PCRE2Project / pcre2

PCRE2 development is now based here.
Other
919 stars 191 forks source link

Inconsistency with ACCEPT #353

Closed addisoncrump closed 11 months ago

addisoncrump commented 12 months ago

ACCEPT appears to behave inconsistently:

PCRE2 version 10.43-DEV 2023-04-14 (8-bit)
  re> /aa(*ACCEPT)aa/endanchored,auto_callout
data> aaa
--->aaa
 +0 ^       a
 +1 ^^      a
 +2 ^ ^     (*ACCEPT)
 +0   ^     a
 +1   ^^    a
No match
data> aaa\=no_jit
--->aaa
 +0 ^       a
 +1 ^^      a
 +2 ^ ^     (*ACCEPT)
 +0  ^      a
 +1  ^^     a
 +2  ^ ^    (*ACCEPT)
 0: aa

It seems that the JIT does not walk back after the ACCEPT.

zherczeg commented 11 months ago

This is another contradicting issue. What happens if the unstoppable cannonball meets the unbreakable wall? 1) accept > endanchored. Probably easier in both jit and interpreter. 2) endanchored > accept. Turn (*ACCEPT) to \Z(*ACCEPT).

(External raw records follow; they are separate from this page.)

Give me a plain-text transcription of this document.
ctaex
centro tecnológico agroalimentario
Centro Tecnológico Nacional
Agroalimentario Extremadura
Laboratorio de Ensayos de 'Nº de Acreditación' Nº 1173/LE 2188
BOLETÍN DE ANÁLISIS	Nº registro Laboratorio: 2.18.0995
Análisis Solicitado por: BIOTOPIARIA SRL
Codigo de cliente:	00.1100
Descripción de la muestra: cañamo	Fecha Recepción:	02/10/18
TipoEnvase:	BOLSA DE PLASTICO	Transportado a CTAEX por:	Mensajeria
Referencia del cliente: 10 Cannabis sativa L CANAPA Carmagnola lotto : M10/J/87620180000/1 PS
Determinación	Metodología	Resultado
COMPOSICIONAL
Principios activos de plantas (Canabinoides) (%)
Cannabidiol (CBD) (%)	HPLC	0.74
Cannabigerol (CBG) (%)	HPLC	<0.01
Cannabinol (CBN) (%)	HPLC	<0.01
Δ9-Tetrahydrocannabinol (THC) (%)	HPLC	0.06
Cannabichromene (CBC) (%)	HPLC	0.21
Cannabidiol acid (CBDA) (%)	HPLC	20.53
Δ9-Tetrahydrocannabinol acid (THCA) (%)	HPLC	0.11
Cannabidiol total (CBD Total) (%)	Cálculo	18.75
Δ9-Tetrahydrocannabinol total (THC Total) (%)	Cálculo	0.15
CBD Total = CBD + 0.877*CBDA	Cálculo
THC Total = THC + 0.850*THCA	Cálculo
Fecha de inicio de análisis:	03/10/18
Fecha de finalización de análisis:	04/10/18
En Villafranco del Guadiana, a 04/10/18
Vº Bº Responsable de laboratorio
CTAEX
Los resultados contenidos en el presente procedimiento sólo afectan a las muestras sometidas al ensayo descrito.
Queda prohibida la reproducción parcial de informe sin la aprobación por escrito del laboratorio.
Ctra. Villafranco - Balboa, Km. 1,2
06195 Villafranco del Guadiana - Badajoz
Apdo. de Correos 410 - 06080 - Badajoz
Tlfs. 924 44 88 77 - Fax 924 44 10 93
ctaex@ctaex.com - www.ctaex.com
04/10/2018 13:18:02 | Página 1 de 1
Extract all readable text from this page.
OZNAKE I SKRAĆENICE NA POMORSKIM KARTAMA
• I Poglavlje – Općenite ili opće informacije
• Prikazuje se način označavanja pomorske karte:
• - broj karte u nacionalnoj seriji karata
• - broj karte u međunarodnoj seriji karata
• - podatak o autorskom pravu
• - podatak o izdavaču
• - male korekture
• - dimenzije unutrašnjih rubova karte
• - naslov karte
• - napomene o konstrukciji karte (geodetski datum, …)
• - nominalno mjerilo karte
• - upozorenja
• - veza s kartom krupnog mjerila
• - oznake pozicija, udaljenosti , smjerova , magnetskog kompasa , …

Both can be implemented, but I would go the simpler. This is not a case which worth the effort.

PhilipHazel commented 11 months ago

The interpreter treats this as follows: it first creates a match because of ACCEPT, but then the endanchored test fails, so it becomes a no match. This causes a bumpalong. Starting at the second "a", the match succeeds. There is something very odd in the JIT because it gives a different result for "aaaa".

/aa(*ACCEPT)aa/endanchored,jitverify aaa No match (JIT) aaa\=no_jit 0: aa aaaa 0: aa (JIT) aaaa\=no_jit 0: aa

zherczeg commented 11 months ago

This is the second option. JIT simply does not handle this case at all, it backtracks to accept, which results in an undefined state. Since this case does not exist in Perl, we should define what to do. Accept is stonger or weaker than endanchored. And I prefer not overdoing it, it is a contradicting case anyway.

PhilipHazel commented 11 months ago

PCRE2_ANCHORED cannot be overridden by anything within the pattern. I think PCRE2_ENDANCHORED should be treated the same way, that is, I think ACCEPT should be weaker than endanchored.

zherczeg commented 11 months ago

Fixed in 1c09efe6b0008a3b463299efe7501bc3140806f3 Turned out there was some code there, just not working properly.